CoT and Re2 : How to Significantly Improve Prompting with ChatGPT and LLMs
When using ChatGPT (and other LLM), the way you prompt, can radically change the quality of the answers you are getting.
CoT or Chain of Thought
One of the techniques to improve the accuracy of the answers is to use CoT or Chain of Thought, by simply adding to your prompt “Detail your reasoning” or “think step by step”.
Indeed, CoT, or Chain of Thought, is a method used in LLM to guide them through a problem in a detailed, step-by-step process. This approach helps the models to more accurately find solutions to various challenges. When breaking down a problem into smaller, manageable steps, the Chain of Thought method significantly enhances the model’s ability to solve complex tasks. This technique comes in different forms, each with its unique advantages and disadvantages.
- The “Zero-shot” version prompts the model to “think step-by-step” without prior examples,
- The “Few-shot” version offers examples of problems along with their solutions, demonstrating the step-by-step thought process.

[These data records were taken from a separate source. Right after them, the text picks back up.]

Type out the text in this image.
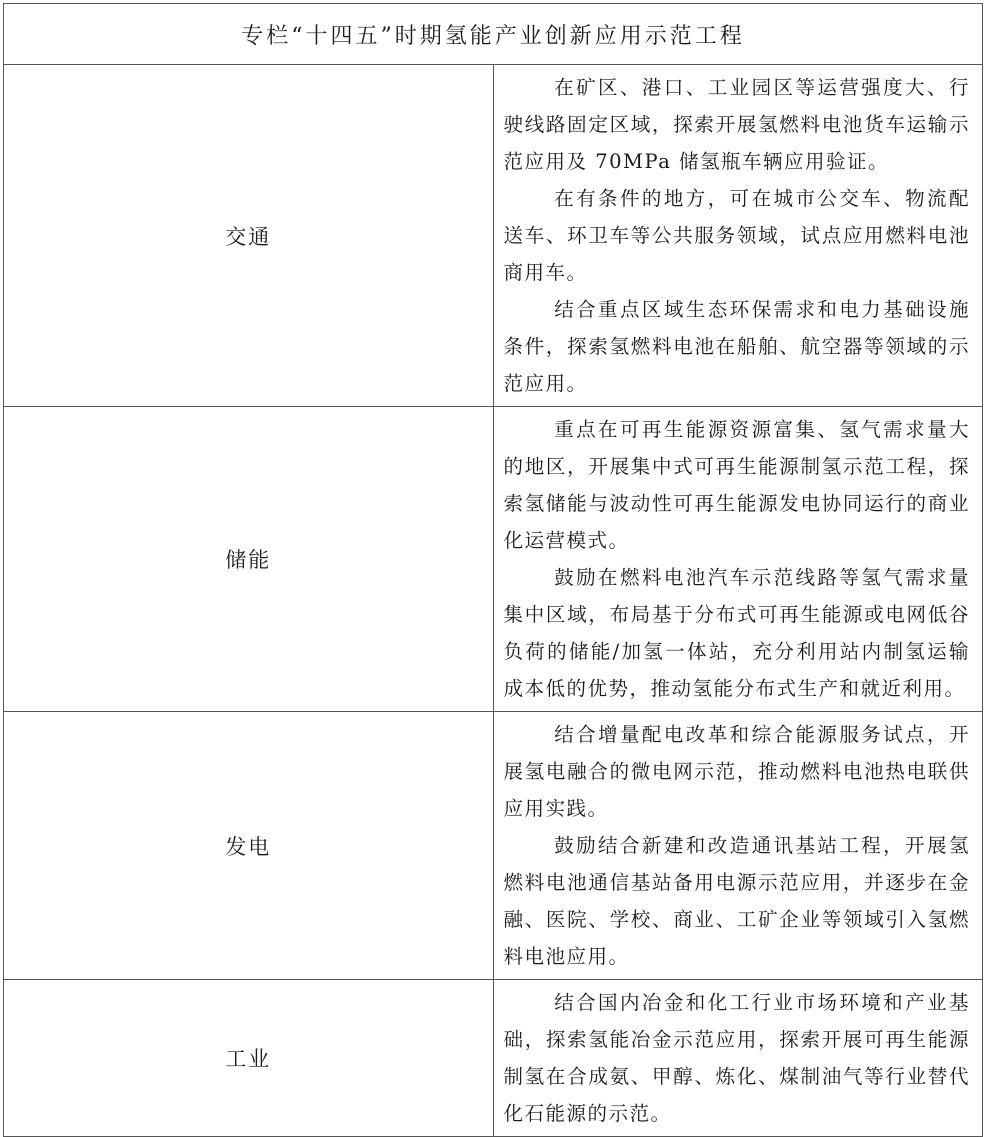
专栏“十四五”时期氢能产业创新应用示范工程	
交通	在矿区、港口、工业园区等运营强度大、行驶线路固定区域，探索开展氢燃料电池货车运输示范应用及 70MPa 储氢瓶车辆应用验证。

在有条件的地方，可在城市公交车、物流配送车、环卫车等公共服务领域，试点应用燃料电池商用车。

结合重点区域生态环保需求和电力基础设施条件，探索氢燃料电池在船舶、航空器等领域的示范应用。

储能	重点在可再生能源资源富集、氢气需求量大的地区，开展集中式可再生能源制氢示范工程，探索氢储能与波动性可再生能源发电协同运行的商业化运营模式。

鼓励在燃料电池汽车示范线路等氢气需求量集中区域，布局基于分布式可再生能源或电网低谷负荷的储能/加氢一体站，充分利用站内制氢运输成本低的优势，推动氢能分布式生产和就近利用。

发电	结合增量配电改革和综合能源服务试点，开展氢电融合的微电网示范，推动燃料电池热电联供应用实践。

鼓励结合新建和改造通讯基站工程，开展氢燃料电池通信基站备用电源示范应用，并逐步在金融、医院、学校、商业、工矿企业等领域引入氢燃料电池应用。

工业	结合国内冶金和化工行业市场环境和产业基础，探索氢能冶金示范应用，探索开展可再生能源制氢在合成氨、甲醇、炼化、煤制油气等行业替代化石能源的示范。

Implementing the Chain of Thought has been proven to improve the model’s performance by as much as 80% in certain cases. However, this improvement in accuracy and problem-solving capability often leads to longer responses, which in turn can increase the operational costs associated with using the model due to the extended length of the responses (and hence, the number of tokens).

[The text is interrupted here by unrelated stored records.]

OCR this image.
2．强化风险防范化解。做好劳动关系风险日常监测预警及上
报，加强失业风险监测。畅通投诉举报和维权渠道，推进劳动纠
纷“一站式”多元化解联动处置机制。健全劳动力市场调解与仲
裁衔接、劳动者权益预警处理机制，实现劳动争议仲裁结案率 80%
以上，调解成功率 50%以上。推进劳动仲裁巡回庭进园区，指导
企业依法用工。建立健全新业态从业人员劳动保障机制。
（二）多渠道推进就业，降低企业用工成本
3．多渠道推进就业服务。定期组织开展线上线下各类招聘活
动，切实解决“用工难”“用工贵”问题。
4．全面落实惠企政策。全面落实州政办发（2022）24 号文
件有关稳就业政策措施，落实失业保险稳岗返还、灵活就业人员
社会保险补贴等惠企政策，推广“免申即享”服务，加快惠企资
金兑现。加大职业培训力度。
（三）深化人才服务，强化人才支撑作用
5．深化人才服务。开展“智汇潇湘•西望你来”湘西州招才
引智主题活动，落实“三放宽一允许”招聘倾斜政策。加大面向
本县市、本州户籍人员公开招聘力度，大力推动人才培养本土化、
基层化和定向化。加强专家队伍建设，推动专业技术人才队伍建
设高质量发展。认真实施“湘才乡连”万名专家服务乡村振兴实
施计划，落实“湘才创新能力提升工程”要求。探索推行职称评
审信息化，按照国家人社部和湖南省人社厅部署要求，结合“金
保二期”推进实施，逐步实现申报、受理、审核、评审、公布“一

Multiple other variants of CoT has been tested like CCoT or Concise Chain of Thought, which improves the reasoning (or accuracy) along with optimizing by around 50% the number of tokens in the response. You can check in more details here about CCoT.
Re2 or Re-Reading
Now, here is an interesting another new and complementary technique that seems to improve the accuracy of the results, according to a new paper, as well as some tests I made. It is called Re2 or Re-Reading. Basically, when providing a prompt, you should just re-put that prompt again, preceded by “Read the question again” or “Read again”.

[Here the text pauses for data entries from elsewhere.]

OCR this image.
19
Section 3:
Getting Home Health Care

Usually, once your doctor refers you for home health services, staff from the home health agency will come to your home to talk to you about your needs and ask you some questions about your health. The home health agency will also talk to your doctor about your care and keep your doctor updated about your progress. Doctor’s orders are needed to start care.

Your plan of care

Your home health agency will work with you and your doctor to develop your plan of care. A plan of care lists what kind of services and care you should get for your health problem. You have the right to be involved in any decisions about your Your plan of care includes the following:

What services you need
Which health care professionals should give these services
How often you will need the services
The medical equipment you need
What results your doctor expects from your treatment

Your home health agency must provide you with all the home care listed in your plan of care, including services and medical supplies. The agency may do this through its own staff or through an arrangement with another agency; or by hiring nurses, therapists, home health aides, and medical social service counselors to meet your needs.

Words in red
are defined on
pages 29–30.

Re2 concentrates on the input, processing questions twice to deepen the model’s comprehension. This is interesting but also funny, and makes me remember highschool teachers telling us to read twice before answering. I would even argue that it shows to what extend LLM “mimic” human inference and reasoning, even if this is not 100% accurate.
Here is an example on how to use it :

Of course this adds more tokens into the context window, but still, for relatively short prompts, it will get you better result! Feel free to share your tests in the comments.
Re2 showed better result when combined with CoT, but also without combination with CoT.
Closing thoughts
Keeping it very short and straight to the point this time, I hope you appreciated reading this quick article on how you can improve your prompting.
I think, as we continue moving forward on the LLM space, English (or Natural Language) will become the hottest programming language. Indeed. With the right prompt engineering, using the right words and sentences, you can significantly improve the output for your LLM use cases.